Neuer Suchdienst Yaggs gestartet
Veröffentlicht am Dienstag, 9. Oktober 2007, von Alphane Moon
Yaggs, ein neuer Suchdienst aus Deutschland öffnet seine Pforten für alle Suchenden. Gestern gab Thomas Frütel, der Betreiber von Yaggs, die Site auf http://yaggs.de/ für alle Besucher öffentlich frei. Was gibt es dort zu finden? Überraschend wenig!
Yaggs ist keine Suchmaschine, sondern ein von Menschen erstelltes Verzeichnis von Suchergebnissen. Wie bei dem Vorbild Mahalo werden Ergebnisseiten zu populären Suchworten von Menschen geschrieben. Suchanfragen, zu denen es keine Yaggs-Ergebnisseite gibt, werden an die Suchmaschine Google weitergereicht.

Britney Spears, iPhone und Krawatten binden
In den einzelnen Kategorien werden populäre Themen von Angeln bis Zahnersatz bedient. Einige konkrete Fragen werden auch direkt an Ort und Stelle beantwortet, zum Beispiel wie man Krawatten bindet oder Sushi macht. Spezielle Informationen sucht man aber weiterhin besser mit den bekannten Internet-Suchmaschinen.
Das Verzeichnis ist nicht als „Google-Killer“ konzipiert, wie man im Yaggs-Blog nachlesen kann. Das erklärte Ziel besteht darin, dass Yaggs zu einigen Tausend beliebter Suchanfragen Seiten liefern kann.

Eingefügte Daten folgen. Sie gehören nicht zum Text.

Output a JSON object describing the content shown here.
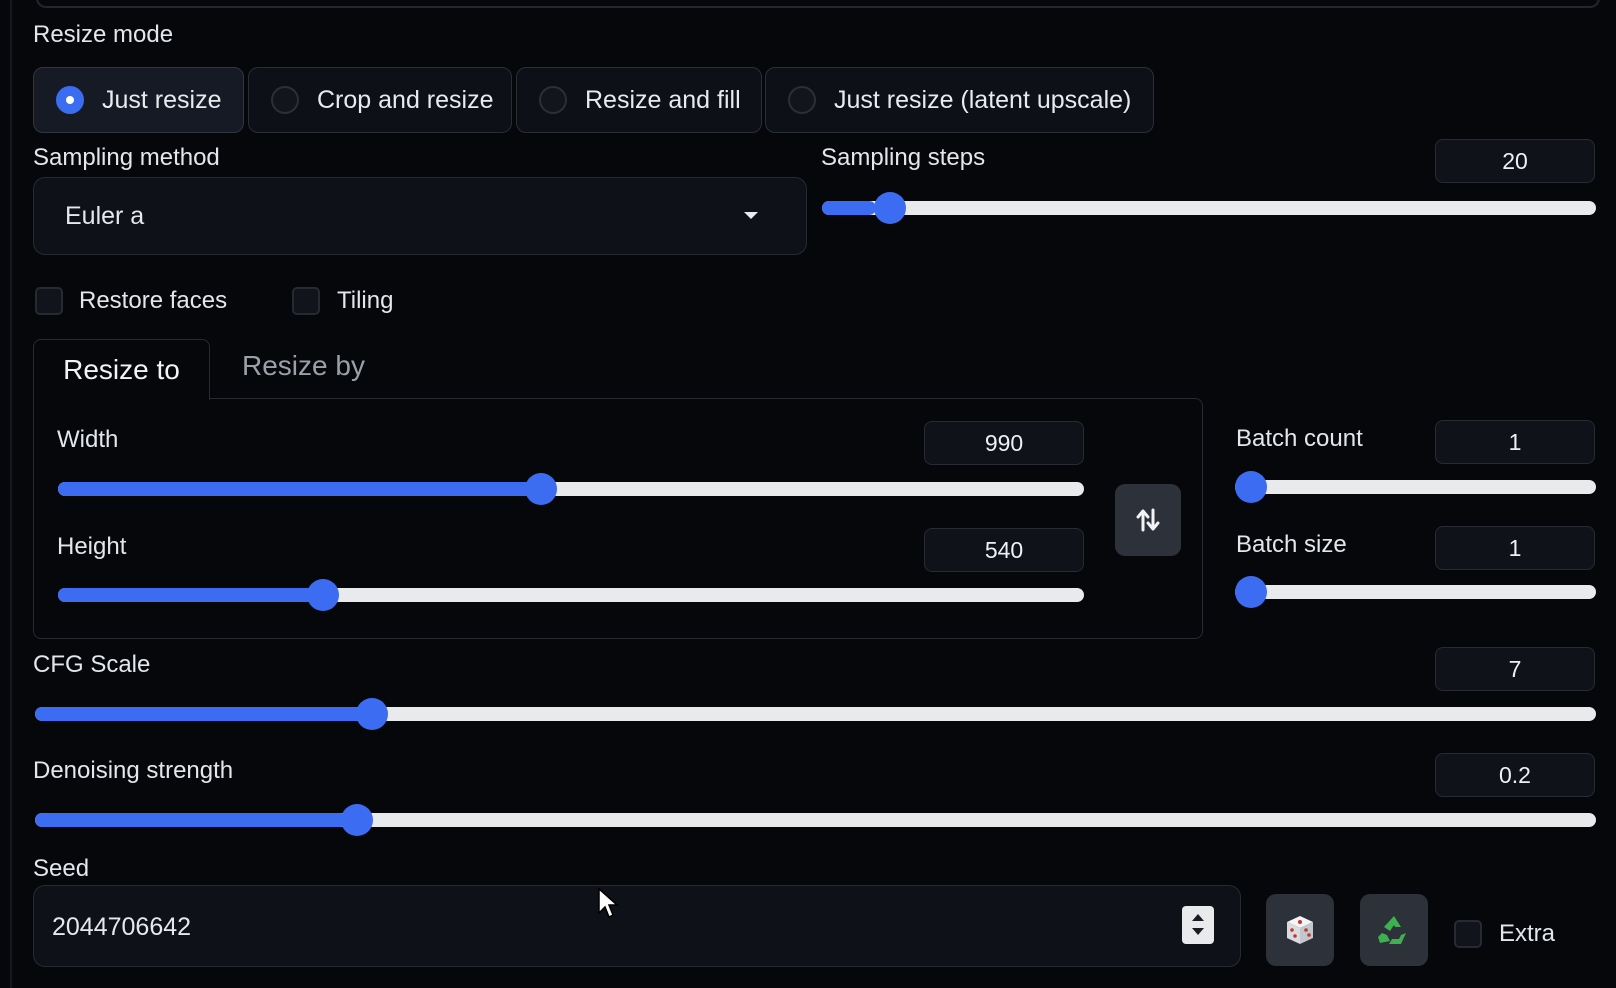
{
  "resize_mode": {
    "label": "Resize mode",
    "options": [
      "Just resize",
      "Crop and resize",
      "Resize and fill",
      "Just resize (latent upscale)"
    ],
    "selected": "Just resize"
  },
  "sampling_method": {
    "label": "Sampling method",
    "value": "Euler a"
  },
  "sampling_steps": {
    "label": "Sampling steps",
    "value": "20",
    "level": 0.07
  },
  "checkboxes": {
    "restore_faces": {
      "label": "Restore faces",
      "checked": false
    },
    "tiling": {
      "label": "Tiling",
      "checked": false
    }
  },
  "tabs": {
    "resize_to": "Resize to",
    "resize_by": "Resize by",
    "active": "Resize to"
  },
  "width": {
    "label": "Width",
    "value": "990",
    "level": 0.47
  },
  "height": {
    "label": "Height",
    "value": "540",
    "level": 0.25
  },
  "batch_count": {
    "label": "Batch count",
    "value": "1",
    "level": 0.0
  },
  "batch_size": {
    "label": "Batch size",
    "value": "1",
    "level": 0.0
  },
  "cfg_scale": {
    "label": "CFG Scale",
    "value": "7",
    "level": 0.21
  },
  "denoising_strength": {
    "label": "Denoising strength",
    "value": "0.2",
    "level": 0.2
  },
  "seed": {
    "label": "Seed",
    "value": "2044706642"
  },
  "extra": {
    "label": "Extra",
    "checked": false
  },
  "icons": {
    "swap": "swap-dimensions-icon",
    "dice": "dice-icon",
    "recycle": "recycle-icon",
    "dropdown": "chevron-down-icon"
  },
  "colors": {
    "accent": "#3c6cf1",
    "background": "#05070b",
    "track": "#e9eaec",
    "button": "#2c313a"
  }
}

Bis dahin ist es jedoch noch ein sehr weiter Weg und man fragt sich, ob dieser Suchdienst wirklich schon für einen öffentlichen Launch reif ist.
Das amerikanische Original Mahalo, das vor vier Monaten gestartet wurde und schon einiges an Kritik auszustehen hatte, hat inzwischen einige Tausend Ergebnisseiten zu bieten, angepeilt sind 10.000 bis Ende des Jahres.
„Better get typing guys“
Die geringe Anzahl bisher bestehender Ergebnisseiten führte auch sofort zu Kritik. Im Augenblick ist ein Indexchen von ca. 35 Seiten verfügbar. Wie Frütel schreibt, beherrscht Yaggs auch Synonyme und Wortverwandschaften. Damit können insgesamt nur etwa 100 Anfragen bedient werden. Auf Techcrunch gibt Mike Butcher dem noch ganz kleinen Bruder von Mahalo den guten Ratschlag mit auf den Weg: „Better get typing guys“.
Ein Suchdienst zum Mitmachen?
Bisher werden die Seiten von Yaggs von einem kleinen Redaktionsteam geschrieben und gepflegt. Es ist aber geplant, dass das Interface zum Erstellen von Einträgen für die Allgemeinheit geöffnet wird. Ein Verzeichnis zum Mitmachen. Details, wie das aussehen wird, sind noch nicht bekannt.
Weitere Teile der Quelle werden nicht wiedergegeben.